Chronique d’une mort annoncée
Pourtant, le monde bouge. En 1532, la Bretagne est devenue française. Dès la seconde moitié du XVIIe siècle, la politique de Colbert commence à mettre à mal la prospère industrie des toiles bretonnes qui connaît alors son apogée. Ajoutez à cela les guerres du règne de Louis XIV, puis la révolution française, enfin les guerres napoléoniennes : une succession d’évènements qui ruinent peu à peu ses débouchés internationaux. De fait, l’économie du lin régresse. Au point qu’au XIXe siècle, les préférences des consommateurs, qui optent maintenant pour le coton, finissent par en avoir raison.
Que deviennent les “nantis” ?
Pour autant, les juloded ne veulent pas changer quoi que ce soit à leur activité économique ni à leur mode de vie. S’adapter à ces transformations du monde qu’ils n’imaginaient pas ? Ils sont plus instruits que la plupart de leurs contemporains, ils en auraient donc la capacité. Comme impuissants devant cette décadence annoncée, ils repoussent l’échéance, et refusent de suivre l'air du temps.

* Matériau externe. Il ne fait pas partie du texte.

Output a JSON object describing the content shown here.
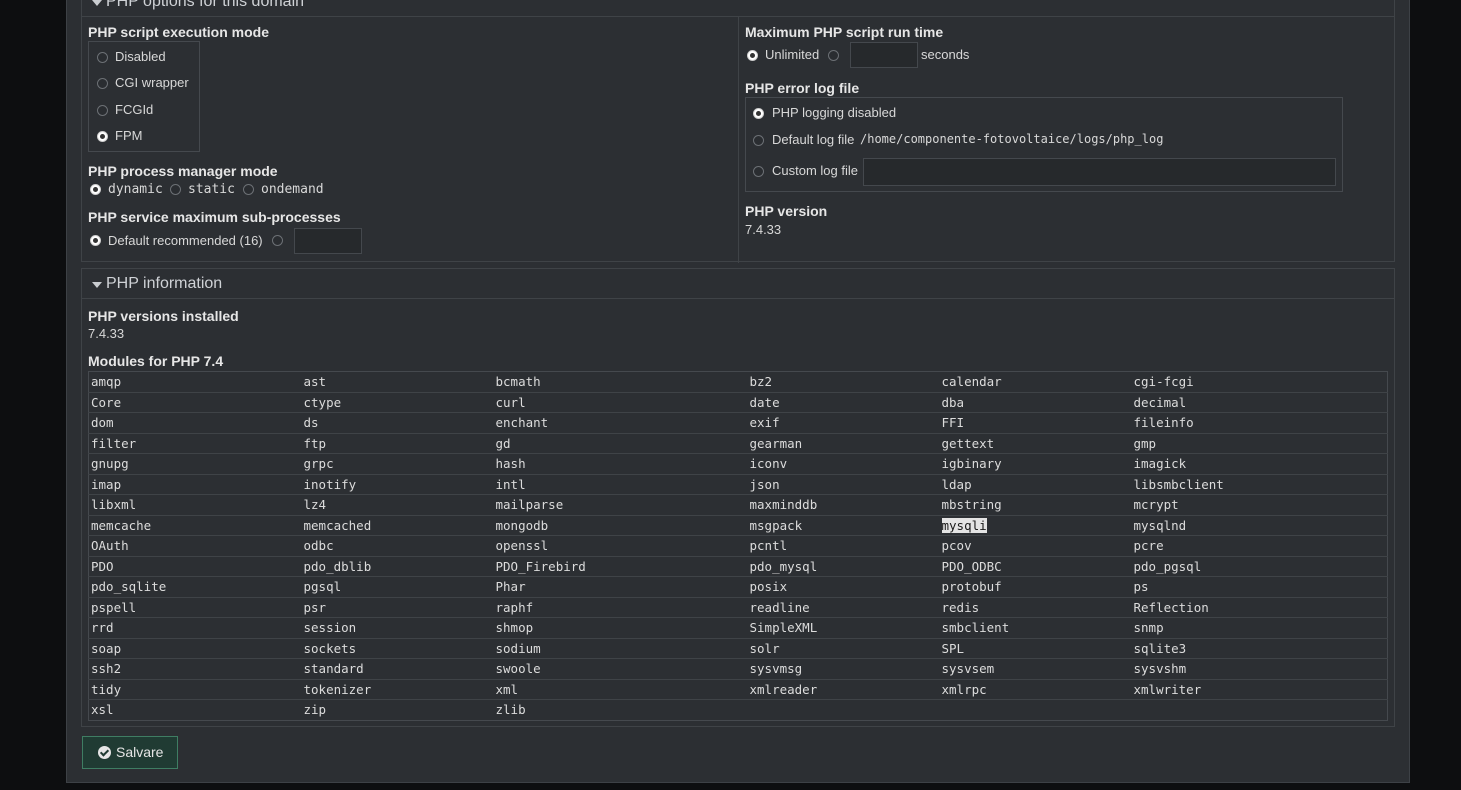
{
  "options": {
    "section_title": "PHP options for this domain",
    "exec_mode": {
      "label": "PHP script execution mode",
      "options": [
        "Disabled",
        "CGI wrapper",
        "FCGId",
        "FPM"
      ],
      "selected": "FPM"
    },
    "pm_mode": {
      "label": "PHP process manager mode",
      "options": [
        "dynamic",
        "static",
        "ondemand"
      ],
      "selected": "dynamic"
    },
    "subproc": {
      "label": "PHP service maximum sub-processes",
      "default_label": "Default recommended (16)",
      "value": ""
    },
    "runtime": {
      "label": "Maximum PHP script run time",
      "unlimited": "Unlimited",
      "seconds": "seconds",
      "value": ""
    },
    "errlog": {
      "label": "PHP error log file",
      "disabled": "PHP logging disabled",
      "default": "Default log file",
      "default_path": "/home/componente-fotovoltaice/logs/php_log",
      "custom": "Custom log file",
      "custom_value": ""
    },
    "version": {
      "label": "PHP version",
      "value": "7.4.33"
    }
  },
  "info": {
    "section_title": "PHP information",
    "installed_label": "PHP versions installed",
    "installed_value": "7.4.33",
    "modules_label": "Modules for PHP 7.4",
    "highlighted": "mysqli",
    "modules": [
      [
        "amqp",
        "ast",
        "bcmath",
        "bz2",
        "calendar",
        "cgi-fcgi"
      ],
      [
        "Core",
        "ctype",
        "curl",
        "date",
        "dba",
        "decimal"
      ],
      [
        "dom",
        "ds",
        "enchant",
        "exif",
        "FFI",
        "fileinfo"
      ],
      [
        "filter",
        "ftp",
        "gd",
        "gearman",
        "gettext",
        "gmp"
      ],
      [
        "gnupg",
        "grpc",
        "hash",
        "iconv",
        "igbinary",
        "imagick"
      ],
      [
        "imap",
        "inotify",
        "intl",
        "json",
        "ldap",
        "libsmbclient"
      ],
      [
        "libxml",
        "lz4",
        "mailparse",
        "maxminddb",
        "mbstring",
        "mcrypt"
      ],
      [
        "memcache",
        "memcached",
        "mongodb",
        "msgpack",
        "mysqli",
        "mysqlnd"
      ],
      [
        "OAuth",
        "odbc",
        "openssl",
        "pcntl",
        "pcov",
        "pcre"
      ],
      [
        "PDO",
        "pdo_dblib",
        "PDO_Firebird",
        "pdo_mysql",
        "PDO_ODBC",
        "pdo_pgsql"
      ],
      [
        "pdo_sqlite",
        "pgsql",
        "Phar",
        "posix",
        "protobuf",
        "ps"
      ],
      [
        "pspell",
        "psr",
        "raphf",
        "readline",
        "redis",
        "Reflection"
      ],
      [
        "rrd",
        "session",
        "shmop",
        "SimpleXML",
        "smbclient",
        "snmp"
      ],
      [
        "soap",
        "sockets",
        "sodium",
        "solr",
        "SPL",
        "sqlite3"
      ],
      [
        "ssh2",
        "standard",
        "swoole",
        "sysvmsg",
        "sysvsem",
        "sysvshm"
      ],
      [
        "tidy",
        "tokenizer",
        "xml",
        "xmlreader",
        "xmlrpc",
        "xmlwriter"
      ],
      [
        "xsl",
        "zip",
        "zlib",
        "",
        "",
        ""
      ]
    ]
  },
  "save_button": "Salvare"
}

C'est un choix parfois courageux, quand au nom de leurs valeurs, sous la révolution française, ils refusent d’acheter les biens du clergé — quoiqu’ils en aient les moyens — laissant s’implanter une nouvelle élite, étrangère au pays, qui n’a pas ces scrupules. Mais plus globalement, leur immobilisme les conduira à perdre peu à peu leur position dominante à la tête du monde économique local.
Tout se passe comme si la défense des valeurs qui sont les leurs, leur interdisait tout changement, comme s'ils confondaient “permanence des valeurs” et “permanence des modes d'action” !
Bientôt, beaucoup mangent leur patrimoine — vendant peu à peu leurs terres. Plus d’un sera montré du doigt alors, désœuvré, fainéantant sur les chemins dans son cabriolet, au lieu de travailler comme tout honnête homme… Si plusieurs optent pour des professions de notables — notaires, médecins voire commerçants —, globalement, ils finissent par déserter le terrain de la production économique.
Qui sont les nantis d’aujourd’hui ?
Crispés sur leurs acquis, refusant de voir que le monde changeait, que reste-t-il aujourd’hui de leur puissance économique et politique d’antan ?
Aujourd’hui, le monde bouge, le monde change… et de plus en plus vite : on ne compte plus en siècles, mais en décennies, voire en années. Et l’on peut se demander qui sont les nouveaux “nantis” qui, refusant de modifier leur mode de vie, seront incapables de s’adapter à la nouvelle donne.